Saygıdeğer köşe okurlarım sizlere başımdan geçen, el insanın demesiyle BASED ON A TRUE STORY bir mevzudan bahsedeceğim. Son günlerin popüler deyişiyle SİZİ SEVİYOREEE.
Eski mahallemizdeki marketçi abi seslendi arkamdan. “Vapuuuur. Vapuuur. Sen bilgisayardan anlıyorsun değil mi?”
“Anlıyorum” dedim. “Anlamam mı!”
“Bizim kızın bilgisayarı bi yap yaaa” dedi.

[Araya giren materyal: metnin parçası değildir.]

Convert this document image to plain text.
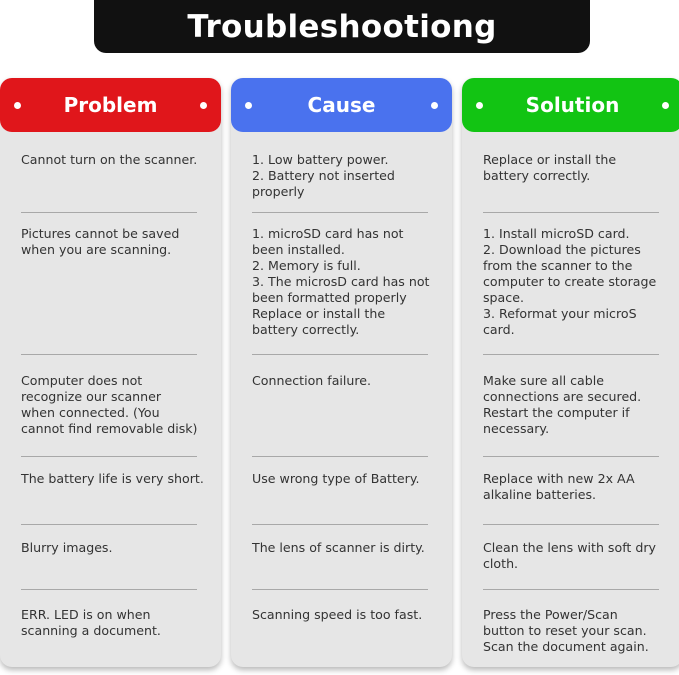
Troubleshootiong
Problem
Cannot turn on the scanner.
Pictures cannot be saved
when you are scanning.
Computer does not
recognize our scanner
when connected. (You
cannot find removable disk)
The battery life is very short.
Blurry images.
ERR. LED is on when
scanning a document.
Cause
1. Low battery power.
2. Battery not inserted
properly
1. microSD card has not
been installed.
2. Memory is full.
3. The microsD card has not
been formatted properly
Replace or install the
battery correctly.
Connection failure.
Use wrong type of Battery.
The lens of scanner is dirty.
Scanning speed is too fast.
Solution
Replace or install the
battery correctly.
1. Install microSD card.
2. Download the pictures
from the scanner to the
computer to create storage
space.
3. Reformat your microS
card.
Make sure all cable
connections are secured.
Restart the computer if
necessary.
Replace with new 2x AA
alkaline batteries.
Clean the lens with soft dry
cloth.
Press the Power/Scan
button to reset your scan.
Scan the document again.
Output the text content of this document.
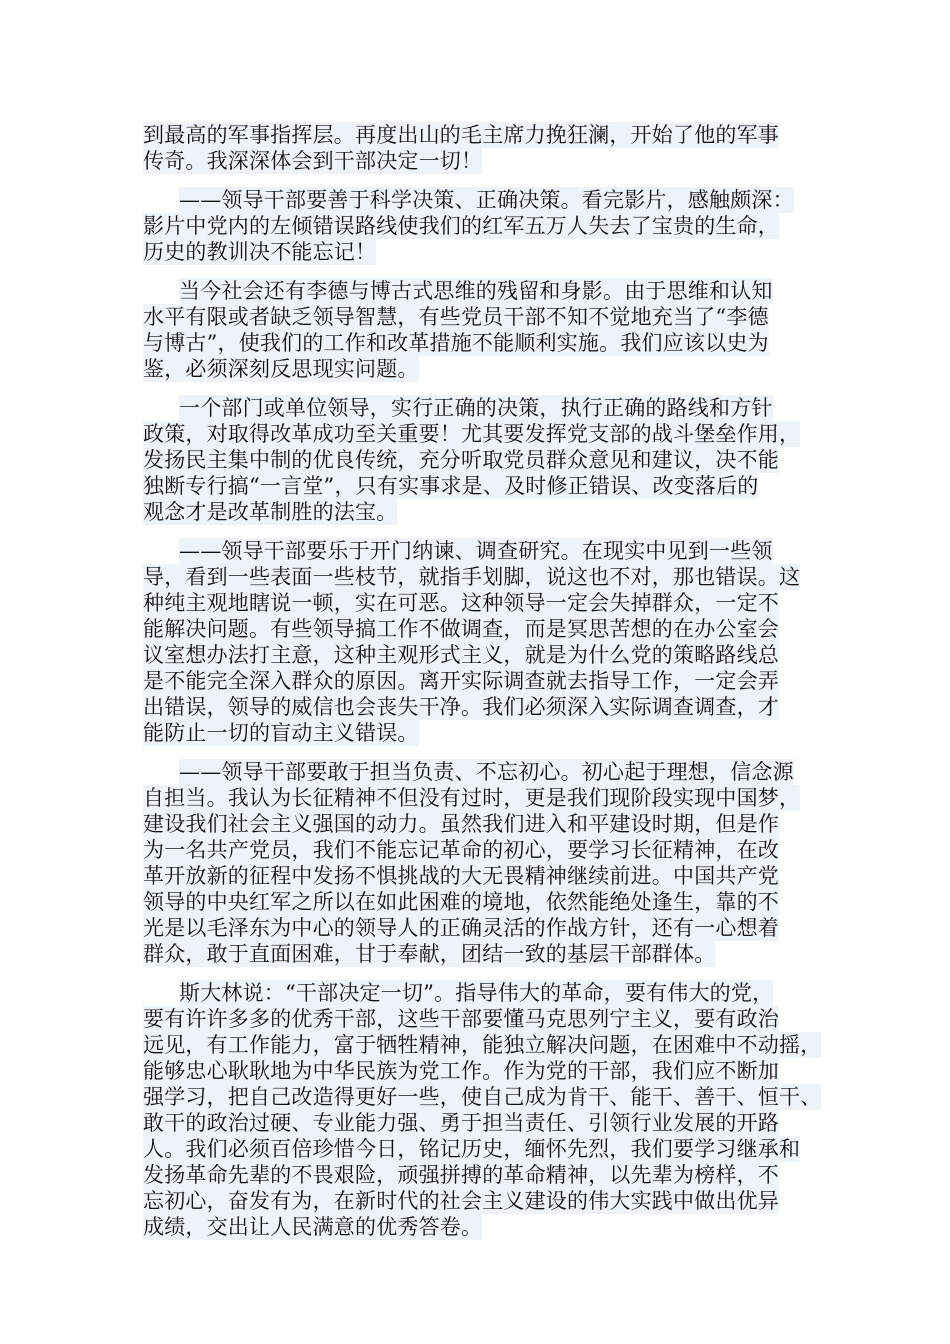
到最高的军事指挥层。再度出山的毛主席力挽狂澜，开始了他的军事
传奇。我深深体会到干部决定一切！
——领导干部要善于科学决策、正确决策。看完影片，感触颇深：
影片中党内的左倾错误路线使我们的红军五万人失去了宝贵的生命，
历史的教训决不能忘记！
当今社会还有李德与博古式思维的残留和身影。由于思维和认知
水平有限或者缺乏领导智慧，有些党员干部不知不觉地充当了“李德
与博古”，使我们的工作和改革措施不能顺利实施。我们应该以史为
鉴，必须深刻反思现实问题。
一个部门或单位领导，实行正确的决策，执行正确的路线和方针
政策，对取得改革成功至关重要！尤其要发挥党支部的战斗堡垒作用，
发扬民主集中制的优良传统，充分听取党员群众意见和建议，决不能
独断专行搞“一言堂”，只有实事求是、及时修正错误、改变落后的
观念才是改革制胜的法宝。
——领导干部要乐于开门纳谏、调查研究。在现实中见到一些领
导，看到一些表面一些枝节，就指手划脚，说这也不对，那也错误。这
种纯主观地瞎说一顿，实在可恶。这种领导一定会失掉群众，一定不
能解决问题。有些领导搞工作不做调查，而是冥思苦想的在办公室会
议室想办法打主意，这种主观形式主义，就是为什么党的策略路线总
是不能完全深入群众的原因。离开实际调查就去指导工作，一定会弄
出错误，领导的威信也会丧失干净。我们必须深入实际调查调查，才
能防止一切的盲动主义错误。
——领导干部要敢于担当负责、不忘初心。初心起于理想，信念源
自担当。我认为长征精神不但没有过时，更是我们现阶段实现中国梦，
建设我们社会主义强国的动力。虽然我们进入和平建设时期，但是作
为一名共产党员，我们不能忘记革命的初心，要学习长征精神，在改
革开放新的征程中发扬不惧挑战的大无畏精神继续前进。中国共产党
领导的中央红军之所以在如此困难的境地，依然能绝处逢生，靠的不
光是以毛泽东为中心的领导人的正确灵活的作战方针，还有一心想着
群众，敢于直面困难，甘于奉献，团结一致的基层干部群体。
斯大林说：“干部决定一切”。指导伟大的革命，要有伟大的党，
要有许许多多的优秀干部，这些干部要懂马克思列宁主义，要有政治
远见，有工作能力，富于牺牲精神，能独立解决问题，在困难中不动摇，
能够忠心耿耿地为中华民族为党工作。作为党的干部，我们应不断加
强学习，把自己改造得更好一些，使自己成为肯干、能干、善干、恒干、
敢干的政治过硬、专业能力强、勇于担当责任、引领行业发展的开路
人。我们必须百倍珍惜今日，铭记历史，缅怀先烈，我们要学习继承和
发扬革命先辈的不畏艰险，顽强拼搏的革命精神，以先辈为榜样，不
忘初心，奋发有为，在新时代的社会主义建设的伟大实践中做出优异
成绩，交出让人民满意的优秀答卷。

Bilgisayar yapmak diye düşündüm bir süre. “Tamam abi” dedim. “Yaparız”
Birkaç gün sonra evlerine davet etti beni. Gittim. Bilgisayarı yaptım falan. Yemeğe kalmam için ısrar ettiler. Yemeğe kaldım. Güzel güzel yemekler hazırlanmıştı afiyetle yedim. Yemek sonrası masadan kalkmadım uzunca bir süre. Balkonda uzun uzun oturduk.

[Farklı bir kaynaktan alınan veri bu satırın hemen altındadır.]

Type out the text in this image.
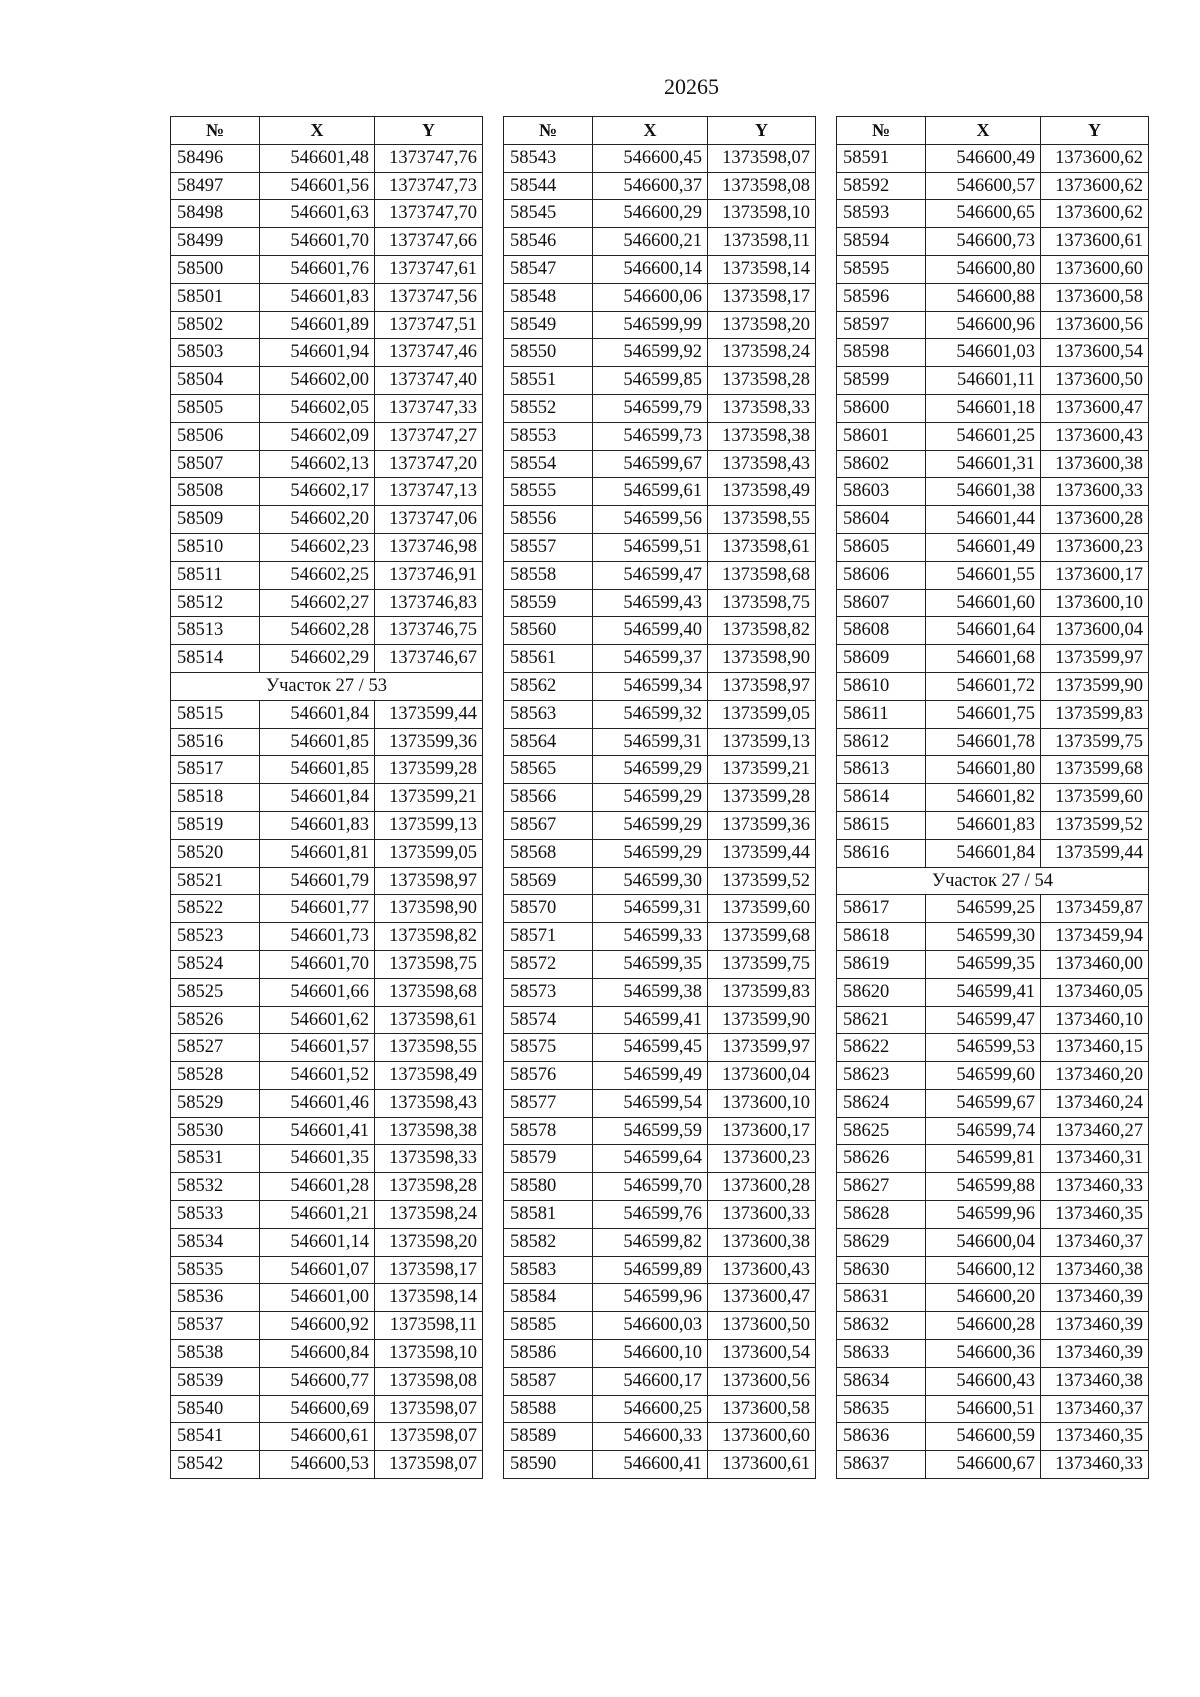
20265
№	X	Y
58496	546601,48	1373747,76
58497	546601,56	1373747,73
58498	546601,63	1373747,70
58499	546601,70	1373747,66
58500	546601,76	1373747,61
58501	546601,83	1373747,56
58502	546601,89	1373747,51
58503	546601,94	1373747,46
58504	546602,00	1373747,40
58505	546602,05	1373747,33
58506	546602,09	1373747,27
58507	546602,13	1373747,20
58508	546602,17	1373747,13
58509	546602,20	1373747,06
58510	546602,23	1373746,98
58511	546602,25	1373746,91
58512	546602,27	1373746,83
58513	546602,28	1373746,75
58514	546602,29	1373746,67
Участок 27 / 53		
58515	546601,84	1373599,44
58516	546601,85	1373599,36
58517	546601,85	1373599,28
58518	546601,84	1373599,21
58519	546601,83	1373599,13
58520	546601,81	1373599,05
58521	546601,79	1373598,97
58522	546601,77	1373598,90
58523	546601,73	1373598,82
58524	546601,70	1373598,75
58525	546601,66	1373598,68
58526	546601,62	1373598,61
58527	546601,57	1373598,55
58528	546601,52	1373598,49
58529	546601,46	1373598,43
58530	546601,41	1373598,38
58531	546601,35	1373598,33
58532	546601,28	1373598,28
58533	546601,21	1373598,24
58534	546601,14	1373598,20
58535	546601,07	1373598,17
58536	546601,00	1373598,14
58537	546600,92	1373598,11
58538	546600,84	1373598,10
58539	546600,77	1373598,08
58540	546600,69	1373598,07
58541	546600,61	1373598,07
58542	546600,53	1373598,07
№	X	Y
58543	546600,45	1373598,07
58544	546600,37	1373598,08
58545	546600,29	1373598,10
58546	546600,21	1373598,11
58547	546600,14	1373598,14
58548	546600,06	1373598,17
58549	546599,99	1373598,20
58550	546599,92	1373598,24
58551	546599,85	1373598,28
58552	546599,79	1373598,33
58553	546599,73	1373598,38
58554	546599,67	1373598,43
58555	546599,61	1373598,49
58556	546599,56	1373598,55
58557	546599,51	1373598,61
58558	546599,47	1373598,68
58559	546599,43	1373598,75
58560	546599,40	1373598,82
58561	546599,37	1373598,90
58562	546599,34	1373598,97
58563	546599,32	1373599,05
58564	546599,31	1373599,13
58565	546599,29	1373599,21
58566	546599,29	1373599,28
58567	546599,29	1373599,36
58568	546599,29	1373599,44
58569	546599,30	1373599,52
58570	546599,31	1373599,60
58571	546599,33	1373599,68
58572	546599,35	1373599,75
58573	546599,38	1373599,83
58574	546599,41	1373599,90
58575	546599,45	1373599,97
58576	546599,49	1373600,04
58577	546599,54	1373600,10
58578	546599,59	1373600,17
58579	546599,64	1373600,23
58580	546599,70	1373600,28
58581	546599,76	1373600,33
58582	546599,82	1373600,38
58583	546599,89	1373600,43
58584	546599,96	1373600,47
58585	546600,03	1373600,50
58586	546600,10	1373600,54
58587	546600,17	1373600,56
58588	546600,25	1373600,58
58589	546600,33	1373600,60
58590	546600,41	1373600,61
№	X	Y
58591	546600,49	1373600,62
58592	546600,57	1373600,62
58593	546600,65	1373600,62
58594	546600,73	1373600,61
58595	546600,80	1373600,60
58596	546600,88	1373600,58
58597	546600,96	1373600,56
58598	546601,03	1373600,54
58599	546601,11	1373600,50
58600	546601,18	1373600,47
58601	546601,25	1373600,43
58602	546601,31	1373600,38
58603	546601,38	1373600,33
58604	546601,44	1373600,28
58605	546601,49	1373600,23
58606	546601,55	1373600,17
58607	546601,60	1373600,10
58608	546601,64	1373600,04
58609	546601,68	1373599,97
58610	546601,72	1373599,90
58611	546601,75	1373599,83
58612	546601,78	1373599,75
58613	546601,80	1373599,68
58614	546601,82	1373599,60
58615	546601,83	1373599,52
58616	546601,84	1373599,44
Участок 27 / 54		
58617	546599,25	1373459,87
58618	546599,30	1373459,94
58619	546599,35	1373460,00
58620	546599,41	1373460,05
58621	546599,47	1373460,10
58622	546599,53	1373460,15
58623	546599,60	1373460,20
58624	546599,67	1373460,24
58625	546599,74	1373460,27
58626	546599,81	1373460,31
58627	546599,88	1373460,33
58628	546599,96	1373460,35
58629	546600,04	1373460,37
58630	546600,12	1373460,38
58631	546600,20	1373460,39
58632	546600,28	1373460,39
58633	546600,36	1373460,39
58634	546600,43	1373460,38
58635	546600,51	1373460,37
58636	546600,59	1373460,35
58637	546600,67	1373460,33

Bir ara yenge hanım, marketçi abinin eşi kadın. “Yıldız kayıyor” diye bağırıp dilek tutmaya başladı. Ailemize birlik, apartmanımıza dirlik, mahalleye bereket falan sayıyor da sayıyor. Bütün bu süreci şaşkın gözlerle izledim. Şaka maka Türksat uydusuna baka baka 4-5 dakika dilek tuttu kadın.
ABLACIM O TÜRKSAT, SENİN GÖNDERDİĞİN SİNYALLERİN ONDA BİR KARŞILIĞI YOK. BİR DE ALETİN KAFASINI KARIŞTIRCAKSIN. BELKİ DE BU HANGİ KANALDI DİYE KAFASI KARIŞIYOR GÜZEL UYDUMUZUN. AYRICA YILDIZ ÖYLE Mİ KAYAR YA?
***
Bir dostum ingilizce kelimeler kullanmam konusunu nasıl dert ettiyse en sonunda dayanamadı ve şöyle dedi: “Ne diye ingilizce kelime kullanıyorsun?”
Yahu ben lisede de, üniversitede de Dil okudum. Okul meselem dışındda Dile her zaman ilgim oldu. Tabi böyle uzun uzun açıklamalara girmedim hiç. Yerli ve milli dil falan diye bir tartışmaya girme niyetim zaten yok.
“Context içinde anlaman lazım aslında” dedim. İyice gıcık oldu.